An out-of-state accident back in 2004 brought the problem to the attention
of Honda and Takata, but it was thought to be an isolated incident. When
the air bag deployed, the driver of the Honda suffered injuries due to
metal shrapnel that flew out of the air bag. This is the same concern
that has led to the recall of no less than 14 million vehicles manufactured
by 11 separate automakers. Takata manufactured all of the air bags.
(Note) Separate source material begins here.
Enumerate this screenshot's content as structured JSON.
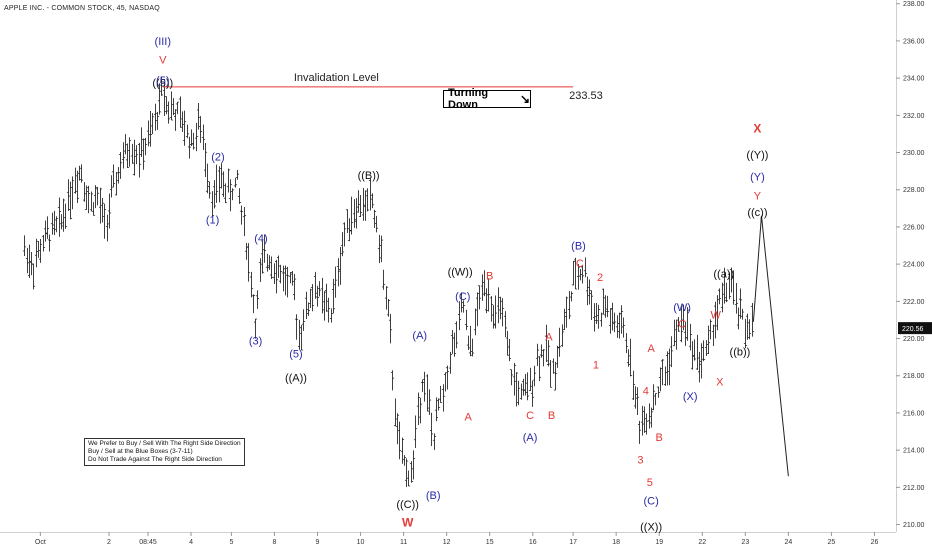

A handful of incidents were reported to Honda after the 2004 accident,
including one woman who bled to death -- while her children watched helplessly
-- due to shrapnel from her air bag. It appears that Honda and Takata
did issue an extremely limited recall in 2008, but it did not raise any
red flags for other automakers until recently. It is possible that the
limited reporting requirements for these types of incidents could have
contributed to the problem.
Between this recall and the GM ignition switch recall, it appears that
regulations regarding reporting of incidents such as these may need to
be overhauled. Considering the number of vehicles that are subject to
the recall of this dangerous product, it is amazing and fortunate that
more people were not killed or seriously injured over the years. A New
York resident who suffered injuries -- or the family of someone who died
-- as a result of a faulty air bag retains the right to file a products
liability claim against the parties deemed responsible.